Participants: More than 16,000 registered.

Expected number of spectators: 250,000 along the course.





And overcoming casino resistance was easier than Burke thought: "I'm still not sure how we pulled that [getting the race on the Strip] off. Last year, some of our biggest casino detractors realized we weren't a flash in the pan and that marathon runners do gamble, do eat and do spend. People had this image of runners as skinny tightwads. They're anything but that. When you start bringing 11,000 participants to the Strip, and those participants bring an average of 2.3 people, you have almost 30,000 people.
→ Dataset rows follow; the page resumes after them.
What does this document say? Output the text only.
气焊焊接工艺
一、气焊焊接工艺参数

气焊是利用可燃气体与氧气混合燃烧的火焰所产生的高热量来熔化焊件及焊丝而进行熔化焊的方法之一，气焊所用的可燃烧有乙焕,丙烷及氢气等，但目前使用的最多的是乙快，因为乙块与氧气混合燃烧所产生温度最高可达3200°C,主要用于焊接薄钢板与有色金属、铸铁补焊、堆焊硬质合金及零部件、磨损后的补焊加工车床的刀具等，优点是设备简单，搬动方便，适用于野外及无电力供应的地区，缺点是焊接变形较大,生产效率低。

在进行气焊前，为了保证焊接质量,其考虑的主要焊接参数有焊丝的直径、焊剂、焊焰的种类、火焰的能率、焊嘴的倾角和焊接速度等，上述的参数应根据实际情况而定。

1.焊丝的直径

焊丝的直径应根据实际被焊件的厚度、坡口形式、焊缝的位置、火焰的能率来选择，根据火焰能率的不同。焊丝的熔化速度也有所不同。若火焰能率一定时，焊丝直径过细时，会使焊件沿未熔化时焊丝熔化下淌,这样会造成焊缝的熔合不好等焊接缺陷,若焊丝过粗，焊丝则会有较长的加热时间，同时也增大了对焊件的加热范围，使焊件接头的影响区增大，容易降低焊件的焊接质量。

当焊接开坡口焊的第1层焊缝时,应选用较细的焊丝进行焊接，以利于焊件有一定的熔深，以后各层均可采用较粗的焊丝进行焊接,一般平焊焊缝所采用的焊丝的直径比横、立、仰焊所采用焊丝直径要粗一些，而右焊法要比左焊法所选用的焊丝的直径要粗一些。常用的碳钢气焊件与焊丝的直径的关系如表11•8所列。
Then hotel operators say, wait a minute."

But not everything with the race went smoothly, says Kelly: "There was a blunder with the toilets [not enough of them]. There was a miscommunication about how many we'd needed. And runners who'd been hydrating themselves in preparation for the marathon had to make some very difficult decisions. Unfortunately, some runners used the bathroom in people's yards. All big-city marathons have had these problems. But we've addressed this issue, and it won't be a problem this year."

The main problem with those first few marathons, Freedman notes, was attracting runners: "We got about 100 to 200 people to participate. It was a decent turnout considering we really didn't have a population base to choose from [about 64,000 in 1967]. I quit at 22 12 miles [of the 26.2 miles] of the Las Vegas Marathon, my first marathon. It was January 27, 1968. I didn't finish because there was a hailstorm and windstorm. It was just awful. The winner had to go to the doctor to get the sand out of his eyes."

(Over the years, Freedman atoned for quitting by running in 38 marathons, including the Boston Marathon seven times; the Chicago Marathon, where he finished third in the 45-49 age group in 1977; and several 40-and-over world-championship contests.)

Nor were early results from Burke's LA Marathon all that promising: "We had a lot of runners, but the first year and second year we lost money. The third year we made a little money. I was able to breathe a little easier, but not much. Today, we're doing fine. It's now the world's third-largest marathon."

At only 2 years old, the New Las Vegas Marathon is nipping at the heels of its better-known competition: There'll be tons more entertainment this year, Kelly says: mariachi bands, gospel singers, an Xbox lounge, deaf people signing to patriotic music, the world's largest collection of running Elvi. And marriages! Couples wanting to get married after the race can tie the knot at the Run Through Chapel at the fifth mile.

"We got applications from all 50 states [this year], from all U.S. territories, from 40 countries and from all continents except Antarctica. I guess penguins don't run marathons. Vegas is already competing with Amsterdam, London, Boston and Berlin as the premier destination races in the world. In a few years, it will be the largest destination race in the world. None of those cities has the appeal we have. Vegas has cachet all over the planet."

Burke's eyeing an even bigger prize: "More than 16,000 are expected for this year's race. If we can manage 50 percent growth for next year, we'll be near 25,000. I want to make this one of the city's top 10 events. This won't just be the largest destination marathon in the world; it'll be the largest marathon in the world, period."